Ethereum blockchain has been in first place for a year incomesurpassing all major blockchains.

According to data provided by Lookonchain, Ethereum generated $2.72 billion in annual revenue, surpassing the Bitcoin network by a margin of $1.42 billion. The data shows that Bitcoin accumulated $1.3 billion in revenue over the same period.

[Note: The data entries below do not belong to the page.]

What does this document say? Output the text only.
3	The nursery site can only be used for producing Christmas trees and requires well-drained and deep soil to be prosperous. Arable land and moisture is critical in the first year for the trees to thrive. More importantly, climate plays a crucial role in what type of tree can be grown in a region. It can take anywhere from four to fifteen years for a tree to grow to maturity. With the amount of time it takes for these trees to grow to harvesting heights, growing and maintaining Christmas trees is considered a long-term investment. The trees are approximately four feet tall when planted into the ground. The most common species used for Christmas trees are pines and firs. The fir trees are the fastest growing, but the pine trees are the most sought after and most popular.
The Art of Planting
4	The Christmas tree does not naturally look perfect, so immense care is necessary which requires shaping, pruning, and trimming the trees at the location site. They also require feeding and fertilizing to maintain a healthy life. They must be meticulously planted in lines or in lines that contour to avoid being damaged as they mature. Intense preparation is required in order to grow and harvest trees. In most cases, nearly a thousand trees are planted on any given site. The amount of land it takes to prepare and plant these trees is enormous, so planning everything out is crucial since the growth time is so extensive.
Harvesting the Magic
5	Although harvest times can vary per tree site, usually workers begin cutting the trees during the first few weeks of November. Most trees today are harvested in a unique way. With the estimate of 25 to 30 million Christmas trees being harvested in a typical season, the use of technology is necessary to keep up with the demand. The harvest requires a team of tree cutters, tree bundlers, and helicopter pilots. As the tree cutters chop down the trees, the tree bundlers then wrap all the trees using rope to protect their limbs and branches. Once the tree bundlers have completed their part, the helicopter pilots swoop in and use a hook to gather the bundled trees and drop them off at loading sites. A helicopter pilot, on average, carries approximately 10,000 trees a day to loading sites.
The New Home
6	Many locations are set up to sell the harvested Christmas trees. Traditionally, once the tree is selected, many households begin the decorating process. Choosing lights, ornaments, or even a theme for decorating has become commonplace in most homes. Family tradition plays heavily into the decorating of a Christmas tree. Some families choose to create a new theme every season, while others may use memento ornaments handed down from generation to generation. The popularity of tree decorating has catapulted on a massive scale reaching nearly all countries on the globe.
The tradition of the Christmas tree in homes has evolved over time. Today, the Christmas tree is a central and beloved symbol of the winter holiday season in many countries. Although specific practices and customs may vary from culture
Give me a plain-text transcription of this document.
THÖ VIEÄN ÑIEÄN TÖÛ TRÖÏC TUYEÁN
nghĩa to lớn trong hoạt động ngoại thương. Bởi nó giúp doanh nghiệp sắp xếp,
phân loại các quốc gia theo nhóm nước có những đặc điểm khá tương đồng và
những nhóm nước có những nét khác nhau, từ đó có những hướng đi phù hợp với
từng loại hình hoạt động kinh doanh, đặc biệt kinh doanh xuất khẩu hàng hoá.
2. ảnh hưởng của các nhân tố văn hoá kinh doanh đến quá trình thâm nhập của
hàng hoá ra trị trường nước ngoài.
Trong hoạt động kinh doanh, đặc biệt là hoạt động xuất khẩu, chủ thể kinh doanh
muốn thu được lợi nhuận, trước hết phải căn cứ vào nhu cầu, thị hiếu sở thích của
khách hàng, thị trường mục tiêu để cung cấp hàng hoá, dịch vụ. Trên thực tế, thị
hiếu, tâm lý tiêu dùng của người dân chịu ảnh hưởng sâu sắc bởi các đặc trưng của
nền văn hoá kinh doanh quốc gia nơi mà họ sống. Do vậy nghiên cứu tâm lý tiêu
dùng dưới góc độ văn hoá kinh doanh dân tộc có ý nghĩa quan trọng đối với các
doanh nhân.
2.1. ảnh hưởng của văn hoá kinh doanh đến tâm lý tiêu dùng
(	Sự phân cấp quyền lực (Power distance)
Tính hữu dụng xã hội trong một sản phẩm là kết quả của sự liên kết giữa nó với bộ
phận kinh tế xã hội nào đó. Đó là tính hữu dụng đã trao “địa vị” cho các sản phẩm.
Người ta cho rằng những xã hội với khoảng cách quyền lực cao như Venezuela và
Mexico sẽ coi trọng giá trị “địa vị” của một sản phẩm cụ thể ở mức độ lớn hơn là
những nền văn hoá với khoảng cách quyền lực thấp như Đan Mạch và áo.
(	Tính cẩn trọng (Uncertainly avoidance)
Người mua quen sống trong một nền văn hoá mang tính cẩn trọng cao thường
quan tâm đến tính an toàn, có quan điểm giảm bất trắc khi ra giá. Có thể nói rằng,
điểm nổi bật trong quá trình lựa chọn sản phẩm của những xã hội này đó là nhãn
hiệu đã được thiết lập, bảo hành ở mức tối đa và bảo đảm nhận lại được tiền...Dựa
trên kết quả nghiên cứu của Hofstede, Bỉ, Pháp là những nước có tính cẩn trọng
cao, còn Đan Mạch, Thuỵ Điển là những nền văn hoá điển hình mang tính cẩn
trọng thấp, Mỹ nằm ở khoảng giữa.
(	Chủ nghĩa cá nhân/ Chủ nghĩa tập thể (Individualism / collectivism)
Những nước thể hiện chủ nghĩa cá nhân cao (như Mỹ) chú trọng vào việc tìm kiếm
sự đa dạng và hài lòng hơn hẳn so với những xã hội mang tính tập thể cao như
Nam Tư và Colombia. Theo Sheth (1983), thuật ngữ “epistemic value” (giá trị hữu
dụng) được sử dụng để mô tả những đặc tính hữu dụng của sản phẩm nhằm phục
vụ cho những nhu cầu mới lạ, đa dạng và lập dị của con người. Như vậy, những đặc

Defi Llama Data watch that Ethereum is still the leader in decentralized finance (challenge) with a total value locked (TVL) of $58.4 billion, or 60.9% of the entire market. The blockchain recorded a 30-day fee revenue of $131 million, according to the data aggregator.

Bitcoin’s TVL is currently set at $1 billion.

The network of the second largest cryptocurrency, ETH, witness a 155% year-over-year increase in its fee revenue in the first quarter of this year, as the cryptocurrency market saw a bullish trend.

Tron comes in third with annual revenue of $459 million. Solana and BSC also recorded nine-figure revenues of $241 million and $176 million, respectively.

Notably, Tron is the second largest chain in the challenge scene with a TVL of $7.7 billion. BSC and Solana take third and fourth place with TVLs of $4.8 billion and $4.5 billion, according to Defi Llama.

Avalanche, zkSync Era, Optimism and Polygon reached the top 10 with $68 million, $59 million, $40 million and $23 million in year-over-year revenue, respectively.